The lode was struck, almost by accident, when Stevenson’s schoolboy stepson son, backed by another “schoolboy in disguise,”—namely, Stevenson’s father,—begged him to “write something interesting.” The response to this reasonable request was “Treasure Island,” which not only filled the schoolboys’ bill, but captivated so stout-hearted a disbeliever in things romantic as Mr. Henry James. As it was this story that introduced its author to a wider public, he used to speak of it (possibly with a shade of irony, though that does not certainly appear) as his first book.

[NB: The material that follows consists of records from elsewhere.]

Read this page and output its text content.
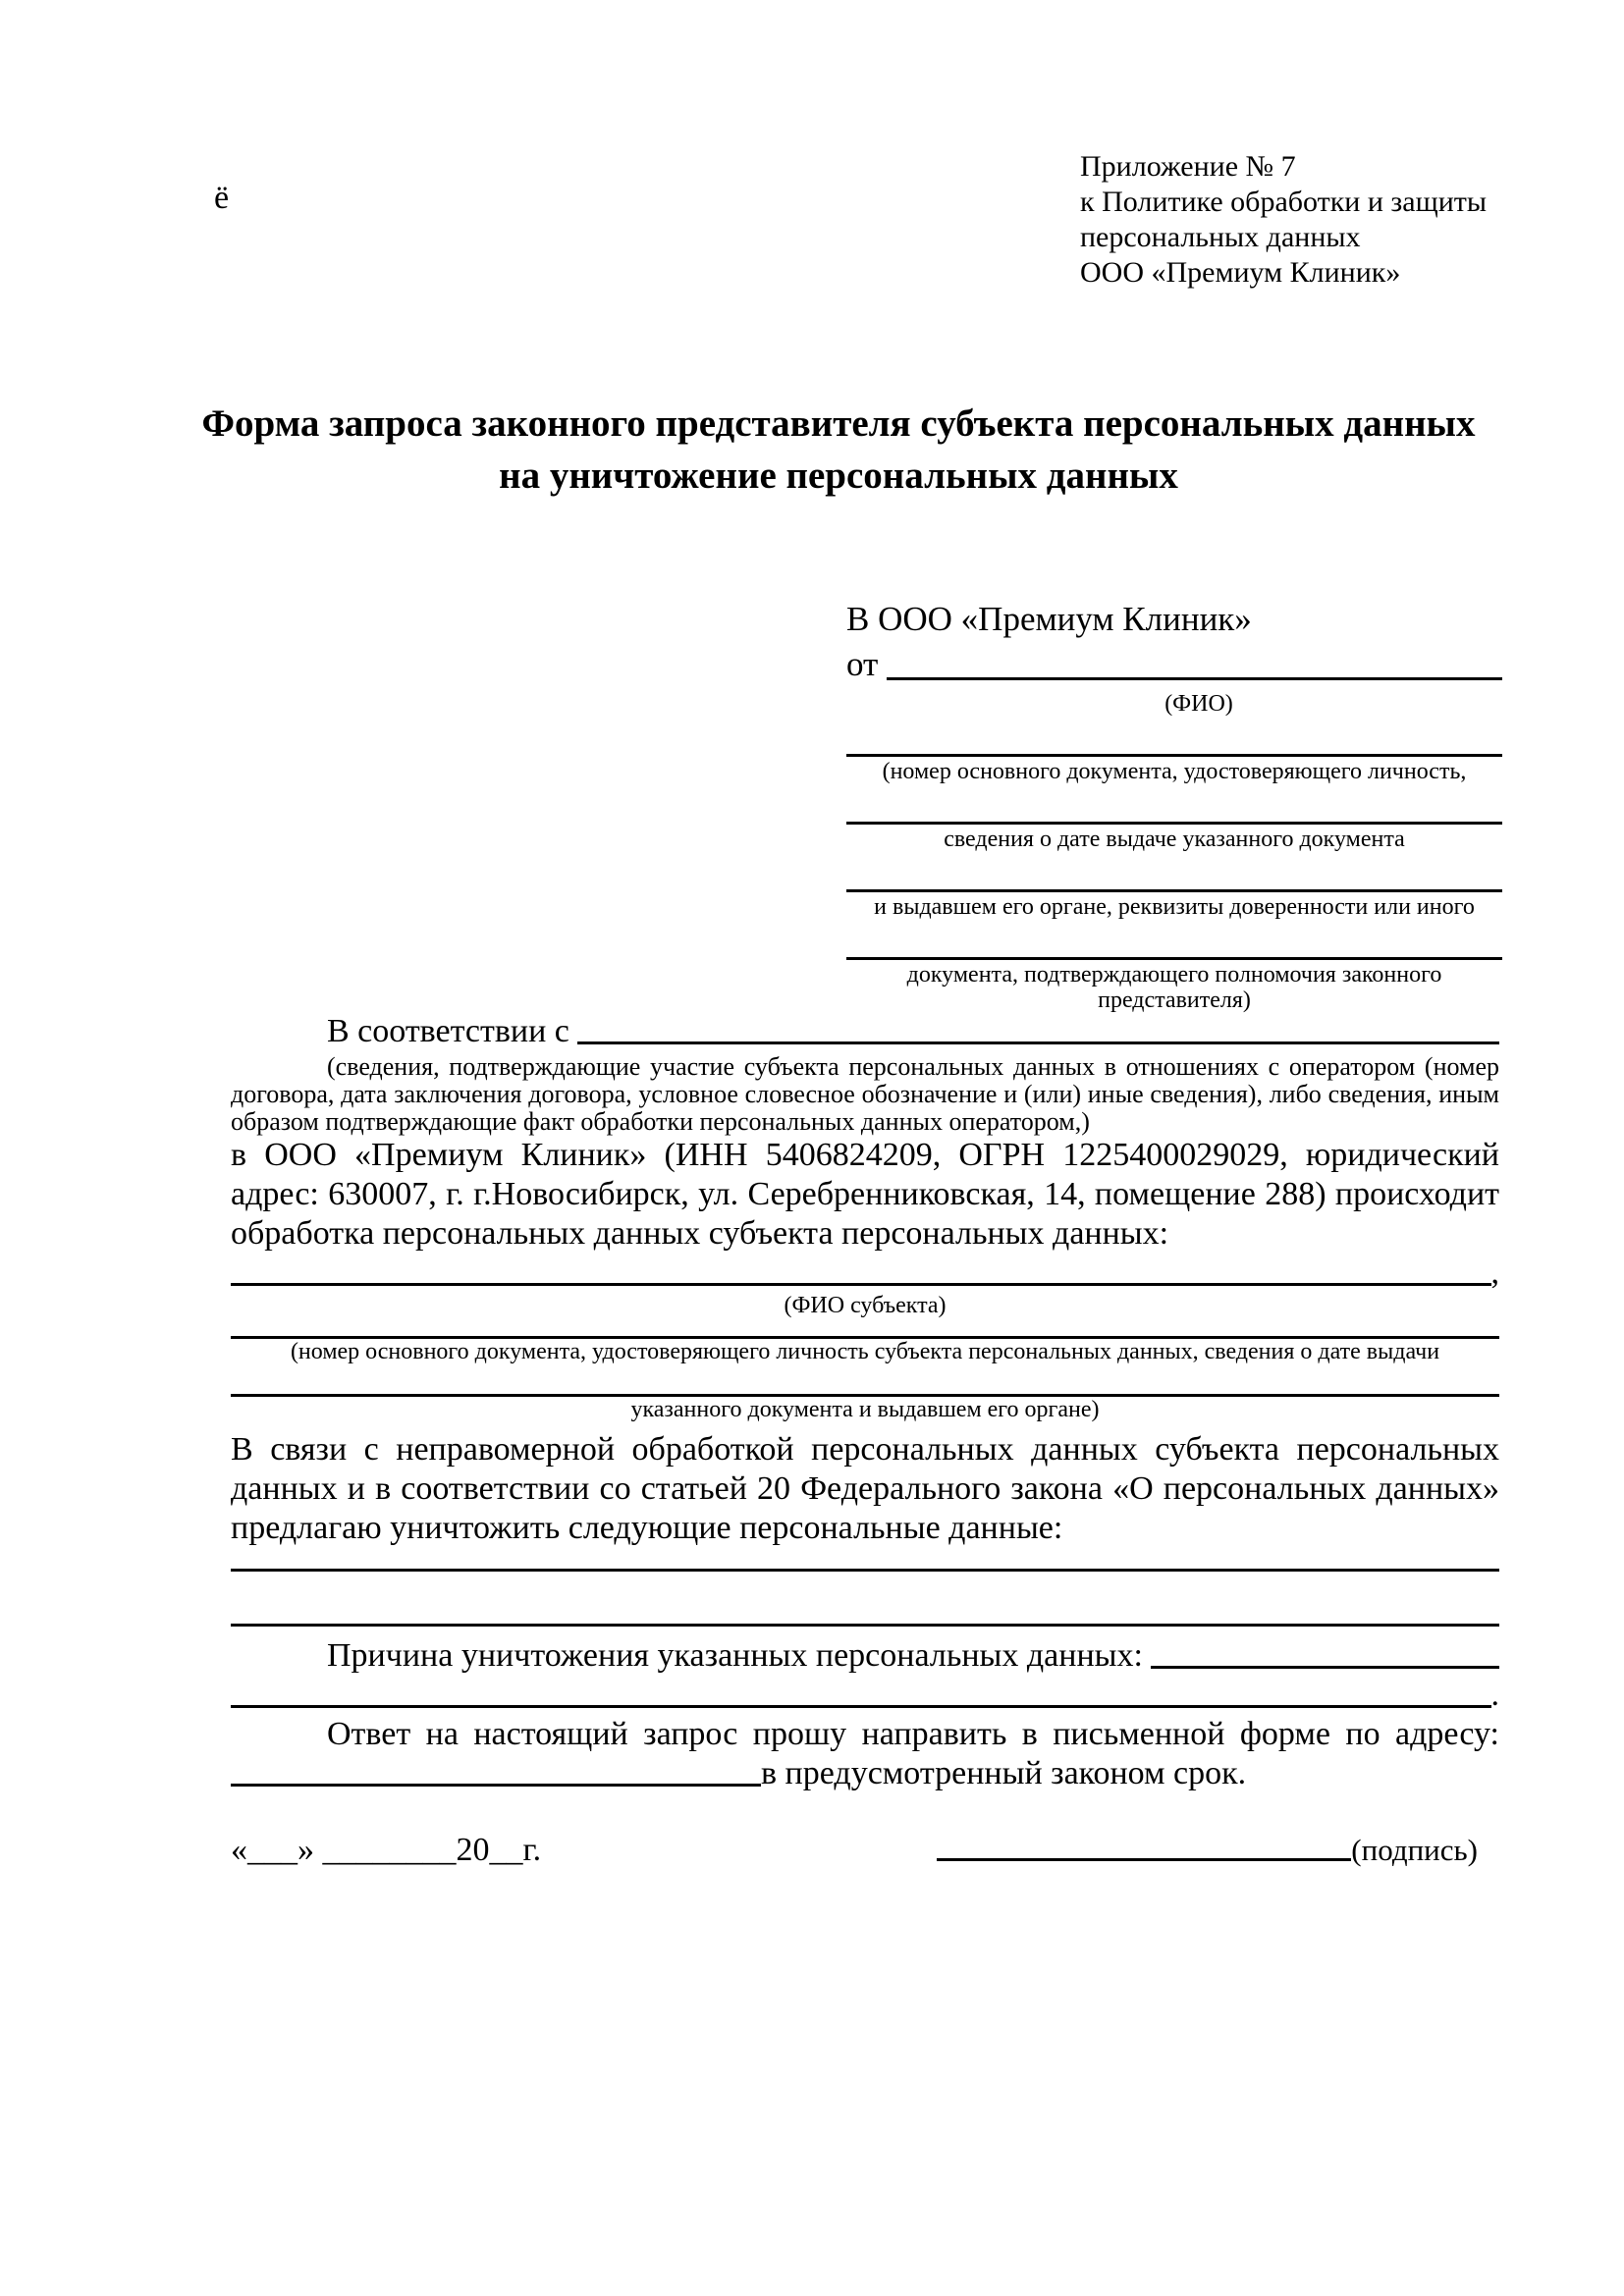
ё
Приложение № 7
к Политике обработки и защиты
персональных данных
ООО «Премиум Клиник»
Форма запроса законного представителя субъекта персональных данных
на уничтожение персональных данных
В ООО «Премиум Клиник»
от

(ФИО)
(номер основного документа, удостоверяющего личность,
сведения о дате выдаче указанного документа
и выдавшем его органе, реквизиты доверенности или иного
документа, подтверждающего полномочия законного представителя)
В соответствии с

(сведения, подтверждающие участие субъекта персональных данных в отношениях с оператором (номер договора, дата заключения договора, условное словесное обозначение и (или) иные сведения), либо сведения, иным образом подтверждающие факт обработки персональных данных оператором,)
в ООО «Премиум Клиник» (ИНН 5406824209, ОГРН 1225400029029, юридический адрес: 630007, г. г.Новосибирск, ул. Серебренниковская, 14, помещение 288) происходит обработка персональных данных субъекта персональных данных:
,
(ФИО субъекта)
(номер основного документа, удостоверяющего личность субъекта персональных данных, сведения о дате выдачи
указанного документа и выдавшем его органе)
В связи с неправомерной обработкой персональных данных субъекта персональных данных и в соответствии со статьей 20 Федерального закона «О персональных данных» предлагаю уничтожить следующие персональные данные:
Причина уничтожения указанных персональных данных:

.
Ответ на настоящий запрос прошу направить в письменной форме по адресу:
в предусмотренный законом срок.
«___» ________20__г.	(подпись)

It may be that the gift of romance was the highest of his endowments. Some, at least, have thought so, and have reckoned the novels as not only the most popular, but the greatest of his works. As to the choice among them, the question of their comparative excellence among themselves, that is a matter not under discussion here, the writer of the present paper having no sort of competency for dealing with it. His own special delight is in “David Balfour” (the two parts) and “Treasure Island.” These he hopes to read—now and then a chapter, if no more—as long as he reads anything. He likes the men—and the women,—and he likes the talk. Mr. James’s comment upon “Treasure Island,” that one seems to be reading it over a schoolboy’s shoulder, strikes him as extremely ingenious and pretty, but he is conscious of nothing of that nature himself. He reads it, if he may be allowed to say so, on his own hook, and for the time being is himself the schoolboy,—which may or may not be the better fun. He likes the story and the pictures,—for every chapter is a picture,—and he likes the writing.